- 2709
A MALACHITE ROCK MING DYNASTY
Description
inscribed to the front with the characters Bi yu and yi or pen, and to reverse with the characters Dao zhou
Catalogue Note
The Chinese have many names for malachite, a green basic carbonate of copper, but it is most commonly referred to as kongqueshi or "peacock stone." Other names include langgan, qinglanggan, and shilu, meaning "stone green" and "mineral green," referring to its use as a bright green pigment used in paintings.
Malachite has been in use in Chinese art since the Bronze Age - depicted as small sculptures of tigers and turtles, and used as pigment in paintings, ground up into powder and added to Daoist elixirs, and came to symbolize Mount Kunlun, the Penglai Isle of the Immortals and paradises in general. However, it was not until the late Ming dynasty that scholars began to accept malachite as material for a scholars' rock.
Compare a similar small boulder in the Richard Rosenblum Collection, illustrated in Robert Mowry, Worlds Within Worlds, Harvard University, 1996, cat.no. 70; and another illustrated in Gerard Tsang and Hugh Moss, Arts from the Scholar's Studio, Hong Kong, 1986, cat.no.132.
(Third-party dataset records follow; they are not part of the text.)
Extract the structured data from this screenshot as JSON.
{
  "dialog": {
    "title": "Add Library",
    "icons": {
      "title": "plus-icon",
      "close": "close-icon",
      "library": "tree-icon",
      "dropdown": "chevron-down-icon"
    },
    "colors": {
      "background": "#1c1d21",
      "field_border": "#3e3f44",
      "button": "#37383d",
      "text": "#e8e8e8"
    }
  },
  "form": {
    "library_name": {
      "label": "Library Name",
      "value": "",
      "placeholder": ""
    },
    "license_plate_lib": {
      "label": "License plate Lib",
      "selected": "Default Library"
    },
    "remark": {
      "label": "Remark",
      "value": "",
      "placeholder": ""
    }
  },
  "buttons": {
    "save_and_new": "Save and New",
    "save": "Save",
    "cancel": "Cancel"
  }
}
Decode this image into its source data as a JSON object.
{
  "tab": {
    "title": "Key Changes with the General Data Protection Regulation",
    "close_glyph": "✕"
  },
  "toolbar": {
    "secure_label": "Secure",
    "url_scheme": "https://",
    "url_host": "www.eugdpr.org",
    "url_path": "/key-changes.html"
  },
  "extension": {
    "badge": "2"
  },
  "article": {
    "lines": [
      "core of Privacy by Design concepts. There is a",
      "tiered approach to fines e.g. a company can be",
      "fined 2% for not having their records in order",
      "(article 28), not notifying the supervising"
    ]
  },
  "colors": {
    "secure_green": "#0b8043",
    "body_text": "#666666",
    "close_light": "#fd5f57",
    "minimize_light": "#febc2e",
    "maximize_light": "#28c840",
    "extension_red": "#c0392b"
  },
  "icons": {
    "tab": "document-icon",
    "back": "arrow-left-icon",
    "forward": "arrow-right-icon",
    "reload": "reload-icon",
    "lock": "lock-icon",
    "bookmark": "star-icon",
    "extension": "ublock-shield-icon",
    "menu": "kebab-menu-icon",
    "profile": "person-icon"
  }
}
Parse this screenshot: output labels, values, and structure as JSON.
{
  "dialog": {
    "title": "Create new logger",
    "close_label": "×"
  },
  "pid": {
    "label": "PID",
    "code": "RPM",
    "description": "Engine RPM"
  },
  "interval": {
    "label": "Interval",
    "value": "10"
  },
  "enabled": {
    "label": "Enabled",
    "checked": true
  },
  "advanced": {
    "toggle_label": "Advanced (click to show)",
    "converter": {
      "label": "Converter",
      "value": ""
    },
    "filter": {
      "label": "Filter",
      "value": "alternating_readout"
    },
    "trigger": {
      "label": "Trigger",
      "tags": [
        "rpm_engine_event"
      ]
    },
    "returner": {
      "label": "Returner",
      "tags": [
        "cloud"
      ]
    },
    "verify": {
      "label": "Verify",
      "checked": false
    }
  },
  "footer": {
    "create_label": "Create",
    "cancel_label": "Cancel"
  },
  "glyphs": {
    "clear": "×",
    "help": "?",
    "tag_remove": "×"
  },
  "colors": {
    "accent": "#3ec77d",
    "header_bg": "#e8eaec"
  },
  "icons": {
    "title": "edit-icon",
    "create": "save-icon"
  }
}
The characters Bi yu may have been inscribed by Song Jue (1576-1632), zi Bi yu, hao Yi zuo jue, a native of Putian, Fujian province. The reverse characters Dao zhou may have been inscribed by Huang Daozhou (1585-1646), zi You xuan, hao Shi zhai. A native of Zhang puxuan, Tongshan village, Huang was a prominent scholar, calligrapher and painter during the late Ming dynasty.